You may wonder whose home you’ve wandered into when visiting a particular corner of the Mint Museum in uptown. A new installation making its Charlotte debut this weekend is a space full of grandma’s old furniture and knickknacks. But there’s a catch: what looks like an inviting and still, livingroom is actually slowly moving toward a path of destruction. WFAE’s Sarah Delia has this story.
Walk up to Jonathan Schipper’s installation Slow Room, and it feels like you’ve walked onto the set of a retro TV sitcom or your grandmother’s living room. There’s a pink couch, comfy arm chairs, a grandfather clock, a china cabinet full of assorted glassware and a sewing machine with a piece of fabric under the needle poised for a project. Pink flowered wallpaper outlines the boundaries of the room. It looks frozen in time like someone just stepped out to make a cup of tea.

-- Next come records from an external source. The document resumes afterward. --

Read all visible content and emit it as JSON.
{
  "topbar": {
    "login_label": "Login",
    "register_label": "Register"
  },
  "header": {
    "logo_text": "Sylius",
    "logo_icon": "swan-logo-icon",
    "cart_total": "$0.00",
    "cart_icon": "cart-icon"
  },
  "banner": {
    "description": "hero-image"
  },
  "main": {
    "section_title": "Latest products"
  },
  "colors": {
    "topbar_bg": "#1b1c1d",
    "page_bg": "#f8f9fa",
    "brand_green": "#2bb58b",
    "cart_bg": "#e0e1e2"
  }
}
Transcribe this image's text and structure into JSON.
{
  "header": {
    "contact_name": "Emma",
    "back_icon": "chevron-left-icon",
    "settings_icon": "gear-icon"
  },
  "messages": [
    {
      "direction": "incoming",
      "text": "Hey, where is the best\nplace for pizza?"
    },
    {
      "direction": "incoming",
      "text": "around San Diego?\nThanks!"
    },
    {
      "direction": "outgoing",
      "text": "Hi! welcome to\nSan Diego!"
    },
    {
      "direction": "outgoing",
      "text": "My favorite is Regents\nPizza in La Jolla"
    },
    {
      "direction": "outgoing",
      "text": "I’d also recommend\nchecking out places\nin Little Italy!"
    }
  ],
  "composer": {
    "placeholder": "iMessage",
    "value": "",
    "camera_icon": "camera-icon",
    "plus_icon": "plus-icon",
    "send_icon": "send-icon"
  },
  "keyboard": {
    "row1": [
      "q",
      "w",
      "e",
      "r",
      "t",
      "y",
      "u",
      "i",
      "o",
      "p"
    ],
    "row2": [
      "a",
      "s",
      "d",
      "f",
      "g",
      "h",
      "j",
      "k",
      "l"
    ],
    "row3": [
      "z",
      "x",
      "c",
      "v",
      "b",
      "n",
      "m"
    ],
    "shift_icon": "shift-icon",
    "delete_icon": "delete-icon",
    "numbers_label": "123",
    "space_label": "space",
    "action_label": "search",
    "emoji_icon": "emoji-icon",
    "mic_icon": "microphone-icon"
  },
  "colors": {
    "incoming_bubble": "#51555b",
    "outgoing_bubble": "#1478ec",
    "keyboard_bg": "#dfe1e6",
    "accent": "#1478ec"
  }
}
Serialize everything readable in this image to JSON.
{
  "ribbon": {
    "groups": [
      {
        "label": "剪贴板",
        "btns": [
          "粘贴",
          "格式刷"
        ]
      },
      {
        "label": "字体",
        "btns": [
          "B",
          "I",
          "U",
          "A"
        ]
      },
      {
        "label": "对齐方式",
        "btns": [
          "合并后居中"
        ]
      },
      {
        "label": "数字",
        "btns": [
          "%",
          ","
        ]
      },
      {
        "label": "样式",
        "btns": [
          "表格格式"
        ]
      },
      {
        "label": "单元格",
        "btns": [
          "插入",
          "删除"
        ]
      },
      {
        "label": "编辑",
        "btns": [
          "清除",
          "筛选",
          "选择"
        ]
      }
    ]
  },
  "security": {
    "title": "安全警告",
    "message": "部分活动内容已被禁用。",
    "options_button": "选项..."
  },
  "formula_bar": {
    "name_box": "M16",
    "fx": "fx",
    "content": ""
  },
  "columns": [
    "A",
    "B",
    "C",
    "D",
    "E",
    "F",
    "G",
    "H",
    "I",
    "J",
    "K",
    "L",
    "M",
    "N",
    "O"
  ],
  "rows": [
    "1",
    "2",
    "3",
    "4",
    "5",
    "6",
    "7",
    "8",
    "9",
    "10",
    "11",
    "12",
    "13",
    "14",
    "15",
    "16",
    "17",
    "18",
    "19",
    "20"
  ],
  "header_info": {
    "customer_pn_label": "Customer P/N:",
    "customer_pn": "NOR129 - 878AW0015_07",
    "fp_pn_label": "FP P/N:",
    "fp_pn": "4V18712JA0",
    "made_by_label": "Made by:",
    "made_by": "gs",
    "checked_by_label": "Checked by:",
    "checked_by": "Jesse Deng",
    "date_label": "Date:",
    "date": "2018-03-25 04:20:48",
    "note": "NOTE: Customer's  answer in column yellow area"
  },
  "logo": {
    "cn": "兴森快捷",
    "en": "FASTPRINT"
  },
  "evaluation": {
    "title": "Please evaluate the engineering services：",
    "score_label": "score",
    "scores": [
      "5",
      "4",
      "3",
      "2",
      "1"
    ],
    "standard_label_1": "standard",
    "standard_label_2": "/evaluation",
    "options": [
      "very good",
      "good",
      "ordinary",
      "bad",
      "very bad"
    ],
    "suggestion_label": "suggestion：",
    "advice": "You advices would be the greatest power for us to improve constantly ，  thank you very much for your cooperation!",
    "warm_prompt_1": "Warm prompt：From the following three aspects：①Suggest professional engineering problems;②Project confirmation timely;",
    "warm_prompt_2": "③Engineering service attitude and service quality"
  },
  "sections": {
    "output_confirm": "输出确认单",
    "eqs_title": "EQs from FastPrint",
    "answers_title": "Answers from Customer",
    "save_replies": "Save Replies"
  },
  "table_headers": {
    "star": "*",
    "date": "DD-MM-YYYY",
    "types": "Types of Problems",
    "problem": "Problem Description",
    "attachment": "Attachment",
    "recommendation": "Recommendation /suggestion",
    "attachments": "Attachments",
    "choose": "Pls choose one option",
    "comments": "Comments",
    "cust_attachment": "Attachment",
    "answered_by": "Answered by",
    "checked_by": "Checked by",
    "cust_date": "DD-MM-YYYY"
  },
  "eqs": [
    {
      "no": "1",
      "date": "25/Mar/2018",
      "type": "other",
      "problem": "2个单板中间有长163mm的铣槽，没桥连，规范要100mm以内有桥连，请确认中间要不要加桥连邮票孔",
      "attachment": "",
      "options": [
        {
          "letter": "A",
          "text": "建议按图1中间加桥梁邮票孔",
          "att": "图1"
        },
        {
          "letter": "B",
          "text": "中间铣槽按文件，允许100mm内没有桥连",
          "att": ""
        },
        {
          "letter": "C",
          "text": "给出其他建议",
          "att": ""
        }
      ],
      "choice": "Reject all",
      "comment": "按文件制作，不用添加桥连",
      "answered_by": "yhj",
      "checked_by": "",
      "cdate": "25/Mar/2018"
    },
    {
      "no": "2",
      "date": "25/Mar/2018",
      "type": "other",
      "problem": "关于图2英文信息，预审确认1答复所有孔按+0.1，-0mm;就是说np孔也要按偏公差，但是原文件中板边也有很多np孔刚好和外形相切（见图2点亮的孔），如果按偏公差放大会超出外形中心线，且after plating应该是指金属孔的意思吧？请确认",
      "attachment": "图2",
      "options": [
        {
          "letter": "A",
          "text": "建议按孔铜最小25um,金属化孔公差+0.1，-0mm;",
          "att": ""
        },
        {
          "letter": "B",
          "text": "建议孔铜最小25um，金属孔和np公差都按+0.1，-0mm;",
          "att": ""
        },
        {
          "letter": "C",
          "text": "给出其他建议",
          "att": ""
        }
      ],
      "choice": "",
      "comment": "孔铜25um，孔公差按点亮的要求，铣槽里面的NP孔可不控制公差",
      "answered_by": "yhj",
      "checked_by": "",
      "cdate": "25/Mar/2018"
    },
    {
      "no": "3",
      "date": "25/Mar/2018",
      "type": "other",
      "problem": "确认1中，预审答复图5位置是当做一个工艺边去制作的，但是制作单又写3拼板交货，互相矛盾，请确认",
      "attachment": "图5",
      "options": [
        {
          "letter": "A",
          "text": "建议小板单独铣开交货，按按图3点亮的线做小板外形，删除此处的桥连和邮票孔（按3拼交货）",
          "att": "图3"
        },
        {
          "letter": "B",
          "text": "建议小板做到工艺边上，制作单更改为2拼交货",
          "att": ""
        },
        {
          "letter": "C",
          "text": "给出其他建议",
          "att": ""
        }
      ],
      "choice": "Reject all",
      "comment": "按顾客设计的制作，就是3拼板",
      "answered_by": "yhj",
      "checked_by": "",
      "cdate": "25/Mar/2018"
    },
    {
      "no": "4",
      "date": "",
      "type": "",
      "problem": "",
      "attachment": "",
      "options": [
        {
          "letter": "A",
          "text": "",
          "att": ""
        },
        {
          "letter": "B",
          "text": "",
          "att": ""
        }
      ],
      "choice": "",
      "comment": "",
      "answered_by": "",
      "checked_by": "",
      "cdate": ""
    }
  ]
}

It's modeled after an average American living room which sounds nice enough. But the New York based artist says, there's a twist:
"Every item in the room is connected with a string to a large winch that sits on the other side of a small hole," Schipper says. "Once the exhibition starts everything will start moving into the hole at a very slow rate. Everything starts out in a high state of order where we have been careful to arrange all the items. And then everything will be slowly crushed."
Objects will be pulled about a quarter of an inch per hour during museum hours. There are a few hundred strings connected to the items in the room.
The duration of the exhibit is about four and half months long. Which may seem painstakingly slow.
"Painstakingly slow, yes. But compared to a lot of things it’s fast. Everything is in motion," Schipper says. "This piece noticing the motion around us that we don’t notice is there. Everything is in flux and this idea that we can take things and make them static and control them is really not true."
Like all good art does, Schipper hopes this piece will make people think.
"It’s easy to be melancholy about the piece because it’s like destruction and death. But then in my mind it’s easy to be positive too," Schipper says. "It’s like the act of creation is inherent, is destruction. That’s the way I tend to look at it. You can go either way."
Schipper points out every piece of art has an element of destruction. It’s a part of the creative process that no one ever sees by the time the artwork makes it to the museum. Slow Room attempts to raise the veil on that creative process.
As the exhibit nears its end, it will get…louder. The china cabinet will shatter. And all those little knickknacks will be dragged and roll across the floor.
This is the sixth time Schipper has created the Slow Room, the first one was in Berlin. He uses objects from thrift stores to cut down on the costs.
He tries not to get too attached to any of the objects although he did take out a painting he fell in love with one time. He points out it was of a lizard and didn’t really go with the whole grandma vibe of the room.
One of his favorite pieces is a portrait that’s been used several times. It’s of a young woman with blonde hair looking off, maybe at someone making her smile. Schipper says when he found this portrait, he thought, this could be the person the room could belong to.
And even though he tries not to get attached there are objects that he gets sad about, knowing they will be destroyed. He’s included a piano in the Slow Room before, and it was be hard to say goodbye to.
"Pianos are sad. They aren’t that wanted anymore. I bought the piano for $5 in a room full of pianos that were all $5. People don't play music at home anymore," he says. "Nothing I can do about it, I don’t have room to bring all the pianos home."
There are no pianos in this version of the Slow Room at the Mint. But he does eye a grandfather clock that’s swaying against the wall. It’s been keeping him and the museum staff company as they’ve worked to set up the room. And it’s a reflection of the time that’s past and chaos to come.